Le président américain a entretenu la confusion jusqu’au bout au sujet de la vocation de ce Conseil de la paix, ne se limitant pas à la reconstruction de l’enclave palestinienne. Celui-ci « va presque superviser les Nations unies et s’assurer qu’elles fonctionnent correctement, mais nous allons renforcer les Nations unies », a-t-il dit. La composition baroque de l’assistance – sans les principaux pays européens, la Russie et la Chine – disait beaucoup de cette entreprise diplomatique étrange.

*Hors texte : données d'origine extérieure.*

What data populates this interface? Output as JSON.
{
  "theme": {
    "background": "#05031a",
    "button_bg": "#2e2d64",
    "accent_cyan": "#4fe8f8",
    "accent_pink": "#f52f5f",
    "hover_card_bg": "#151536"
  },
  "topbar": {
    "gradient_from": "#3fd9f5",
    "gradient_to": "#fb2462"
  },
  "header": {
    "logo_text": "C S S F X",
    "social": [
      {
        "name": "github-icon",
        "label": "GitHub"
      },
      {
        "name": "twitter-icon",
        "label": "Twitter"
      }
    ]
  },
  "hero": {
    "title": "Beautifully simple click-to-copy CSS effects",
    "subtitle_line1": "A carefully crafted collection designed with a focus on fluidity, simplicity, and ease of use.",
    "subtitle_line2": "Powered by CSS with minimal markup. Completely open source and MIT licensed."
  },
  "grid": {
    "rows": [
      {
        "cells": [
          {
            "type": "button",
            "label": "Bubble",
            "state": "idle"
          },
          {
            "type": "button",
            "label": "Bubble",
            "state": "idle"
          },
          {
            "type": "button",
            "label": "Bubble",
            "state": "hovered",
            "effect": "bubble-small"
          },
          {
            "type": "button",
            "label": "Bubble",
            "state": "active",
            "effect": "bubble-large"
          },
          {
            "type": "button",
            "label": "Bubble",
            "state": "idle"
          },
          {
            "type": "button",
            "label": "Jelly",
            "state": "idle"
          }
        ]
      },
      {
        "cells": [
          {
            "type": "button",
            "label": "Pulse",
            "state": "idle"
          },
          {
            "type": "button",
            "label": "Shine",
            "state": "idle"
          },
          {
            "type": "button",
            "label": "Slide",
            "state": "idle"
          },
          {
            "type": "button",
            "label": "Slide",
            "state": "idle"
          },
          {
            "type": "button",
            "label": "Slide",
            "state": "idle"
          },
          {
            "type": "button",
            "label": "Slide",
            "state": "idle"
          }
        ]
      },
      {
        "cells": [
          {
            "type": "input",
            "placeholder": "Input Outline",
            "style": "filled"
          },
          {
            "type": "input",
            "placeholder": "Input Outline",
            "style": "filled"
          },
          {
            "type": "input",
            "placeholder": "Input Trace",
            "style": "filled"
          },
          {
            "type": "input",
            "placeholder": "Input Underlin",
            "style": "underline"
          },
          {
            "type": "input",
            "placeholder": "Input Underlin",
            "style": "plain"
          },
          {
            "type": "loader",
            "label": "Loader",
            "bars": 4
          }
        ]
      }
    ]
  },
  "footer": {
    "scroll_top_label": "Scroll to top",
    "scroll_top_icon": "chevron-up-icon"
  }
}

Par la voix de son ministre des affaires étrangères, Jean-Noël Barrot, la France s’est émue de la présence en tant qu’observatrice de la Croate Dubravka Suica, commissaire européenne à la Méditerranée, sans consentement préalable du Conseil européen.
Outre des dirigeants de la région, on trouvait dans l’assistance des représentants du Salvador, du Cambodge ou de la Mongolie, sans parler du président de la Fédération internationale de football, Gianni Infantino, l’un des visiteurs les plus assidus et complaisants de la Maison Blanche depuis un an. De nombreux dirigeants étaient là, non pas en raison d’un intérêt pour Gaza, mais pour bénéficier d’une rare reconnaissance internationale, d’un coup de projecteur offert par le metteur en scène de la Maison Blanche. La chanson YMCA des Village People, tant appréciée par Donald Trump, a accompagné les invités hors de la scène. La séance du board « le plus prestigieux jamais rassemblé », selon les mots du président, était ainsi levée. Donald Trump tenait un maillet doré à la main.